Тимофей прижимался к земле, разваливая телом снег, отталкивался ногами от хилых торфяных кочек и полз, полз вперед. Там, еще издали, он присмотрел удобный холмик с обгорелым выворотнем, таращившимся к небу узловатыми корнями. Вот оттуда он откроет огонь! Ему было страшно; нервная дрожь, будто от холода, вдруг передергивала его тело, но ненависть к врагу побеждала все. Остановиться или отступить он уже не мог.

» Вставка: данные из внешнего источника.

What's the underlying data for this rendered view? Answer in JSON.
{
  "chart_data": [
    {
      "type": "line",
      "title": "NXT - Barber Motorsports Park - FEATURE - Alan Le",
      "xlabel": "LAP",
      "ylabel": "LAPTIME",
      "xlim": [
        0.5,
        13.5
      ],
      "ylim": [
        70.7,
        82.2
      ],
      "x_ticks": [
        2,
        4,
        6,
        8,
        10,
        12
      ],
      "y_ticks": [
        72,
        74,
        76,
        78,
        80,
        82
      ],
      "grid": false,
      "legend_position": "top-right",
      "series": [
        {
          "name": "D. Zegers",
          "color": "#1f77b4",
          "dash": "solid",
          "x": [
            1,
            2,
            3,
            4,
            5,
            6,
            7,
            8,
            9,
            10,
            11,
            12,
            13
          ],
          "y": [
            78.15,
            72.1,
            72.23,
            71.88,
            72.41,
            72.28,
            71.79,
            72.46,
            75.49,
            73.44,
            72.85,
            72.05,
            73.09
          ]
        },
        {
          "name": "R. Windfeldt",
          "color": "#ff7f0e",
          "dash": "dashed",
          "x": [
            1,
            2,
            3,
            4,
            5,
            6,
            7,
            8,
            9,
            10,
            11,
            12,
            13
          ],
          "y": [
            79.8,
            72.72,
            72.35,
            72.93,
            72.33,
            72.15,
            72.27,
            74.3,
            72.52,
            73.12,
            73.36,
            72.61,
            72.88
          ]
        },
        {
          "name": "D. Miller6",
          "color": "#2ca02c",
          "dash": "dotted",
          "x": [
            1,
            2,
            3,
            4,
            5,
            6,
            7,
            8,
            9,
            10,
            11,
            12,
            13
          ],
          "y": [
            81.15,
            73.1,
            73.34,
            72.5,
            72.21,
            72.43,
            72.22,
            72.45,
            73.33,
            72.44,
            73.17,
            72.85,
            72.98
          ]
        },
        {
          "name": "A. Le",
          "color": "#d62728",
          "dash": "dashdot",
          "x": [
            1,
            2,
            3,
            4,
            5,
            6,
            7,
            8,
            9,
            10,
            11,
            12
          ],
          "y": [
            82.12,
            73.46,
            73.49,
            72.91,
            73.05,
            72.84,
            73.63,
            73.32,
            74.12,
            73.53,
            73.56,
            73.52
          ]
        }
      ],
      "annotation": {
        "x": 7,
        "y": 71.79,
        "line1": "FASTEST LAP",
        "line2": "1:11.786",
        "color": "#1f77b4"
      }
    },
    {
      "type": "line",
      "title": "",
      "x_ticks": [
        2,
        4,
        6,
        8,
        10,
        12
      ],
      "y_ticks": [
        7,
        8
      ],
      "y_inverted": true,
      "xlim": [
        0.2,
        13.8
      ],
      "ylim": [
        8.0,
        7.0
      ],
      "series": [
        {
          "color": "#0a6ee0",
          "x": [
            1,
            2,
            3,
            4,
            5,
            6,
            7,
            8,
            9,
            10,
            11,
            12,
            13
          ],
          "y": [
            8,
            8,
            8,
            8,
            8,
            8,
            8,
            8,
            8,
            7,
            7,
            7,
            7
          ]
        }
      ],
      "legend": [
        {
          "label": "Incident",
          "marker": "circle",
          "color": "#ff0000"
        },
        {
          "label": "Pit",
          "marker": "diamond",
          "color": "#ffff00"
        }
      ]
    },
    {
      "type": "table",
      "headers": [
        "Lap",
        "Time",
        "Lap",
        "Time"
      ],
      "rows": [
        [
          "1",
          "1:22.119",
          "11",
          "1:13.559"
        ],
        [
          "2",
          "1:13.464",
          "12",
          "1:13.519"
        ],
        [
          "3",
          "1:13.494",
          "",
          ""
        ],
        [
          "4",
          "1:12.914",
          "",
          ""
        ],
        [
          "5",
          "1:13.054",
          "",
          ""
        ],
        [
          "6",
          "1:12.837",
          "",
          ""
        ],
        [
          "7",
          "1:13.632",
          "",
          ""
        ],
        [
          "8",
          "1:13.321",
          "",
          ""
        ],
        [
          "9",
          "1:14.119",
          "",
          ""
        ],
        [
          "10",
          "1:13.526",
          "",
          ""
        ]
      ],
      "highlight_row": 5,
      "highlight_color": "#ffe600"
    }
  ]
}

А пули нащупывали, искали его в промерзшем болоте, среди кочкарника тут и там, осатанело взвизгивали иногда близ самого уха, осыпая мелким мусором плечи, голову, рубили совсем рядом сухие метелки гогона.

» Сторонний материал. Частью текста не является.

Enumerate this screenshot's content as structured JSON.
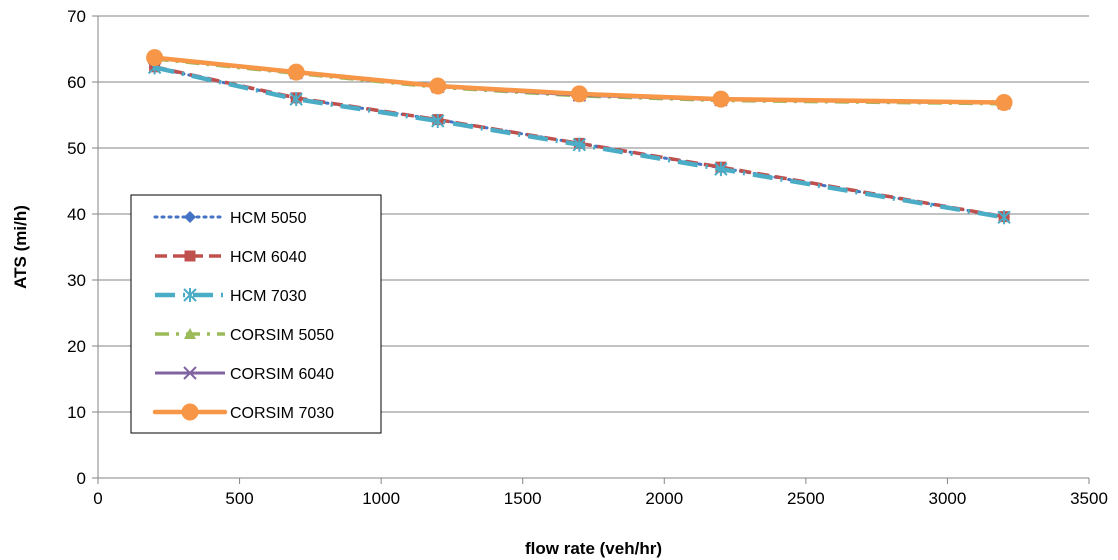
{
  "chart_data": {
    "type": "line",
    "title": "",
    "xlabel": "flow rate (veh/hr)",
    "ylabel": "ATS (mi/h)",
    "xlim": [
      0,
      3500
    ],
    "ylim": [
      0,
      70
    ],
    "xticks": [
      0,
      500,
      1000,
      1500,
      2000,
      2500,
      3000,
      3500
    ],
    "yticks": [
      0,
      10,
      20,
      30,
      40,
      50,
      60,
      70
    ],
    "grid": "horizontal",
    "legend_position": "left",
    "x": [
      200,
      700,
      1200,
      1700,
      2200,
      3200
    ],
    "series": [
      {
        "name": "HCM 5050",
        "color": "#4472C4",
        "marker": "diamond",
        "dash": "dotted",
        "values": [
          62.2,
          57.5,
          54.3,
          50.7,
          47.0,
          39.6
        ]
      },
      {
        "name": "HCM 6040",
        "color": "#C0504D",
        "marker": "square",
        "dash": "dashed",
        "values": [
          62.3,
          57.6,
          54.3,
          50.7,
          47.1,
          39.6
        ]
      },
      {
        "name": "HCM 7030",
        "color": "#4BACC6",
        "marker": "star",
        "dash": "long-dash-dot",
        "values": [
          62.2,
          57.4,
          54.1,
          50.5,
          46.8,
          39.5
        ]
      },
      {
        "name": "CORSIM 5050",
        "color": "#9BBB59",
        "marker": "triangle",
        "dash": "dash-dot",
        "values": [
          63.5,
          61.3,
          59.2,
          57.9,
          57.2,
          56.7
        ]
      },
      {
        "name": "CORSIM 6040",
        "color": "#8064A2",
        "marker": "x",
        "dash": "solid",
        "values": [
          63.6,
          61.4,
          59.3,
          58.0,
          57.3,
          56.8
        ]
      },
      {
        "name": "CORSIM 7030",
        "color": "#F79646",
        "marker": "circle",
        "dash": "solid-thick",
        "values": [
          63.7,
          61.5,
          59.4,
          58.2,
          57.4,
          56.9
        ]
      }
    ]
  }
}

Но вот и облюбованный холмик с выворотнем. Под корнями – так бывает всегда – глубокая чаша. Тимофей свалился в нее, перевел дыхание.

Отсюда, с возвышения, хорошо были видны свои, лежащие за пнями и кочками, в изломанном, широко разбросанном ряду. Стучали частые выстрелы, мигали острые огоньки.

По его следу торопливо, но с осторожностью продвигался Мешков.

Тимофей хватил губами мягкий, прохладный снежок один раз, другой и положил ствол винтовки на корень выворотня. Приподнялся. И замер в растерянности. Бандиты были совсем недалеко от него. Он искал глазами главного. Ему хотелось непременно главного. Который из них? Но видел он только торчащие из снежных сугробов черные стволы карабинов, горбатые плечи да острые макушки башлыков. В кого же из них в первого?

Зубы постукивали. Тимофей знал: нажмет сейчас спусковой крючок винтовки и, значит, кого-то непременно убьет. Ведь он не промахнется, не может промахнуться...

Которого? Забывшись, он приподнялся еще выше, чтобы получше разглядеть цель.

И выстрелил.

Но в ту же секунду какая-то неведомая сила его самого так резко толкнула в грудь, что он не устоял на ногах, повалился навзничь. По всему телу разлилась быстрая боль, горячая и давящая. Небо заполыхало багровым пламенем.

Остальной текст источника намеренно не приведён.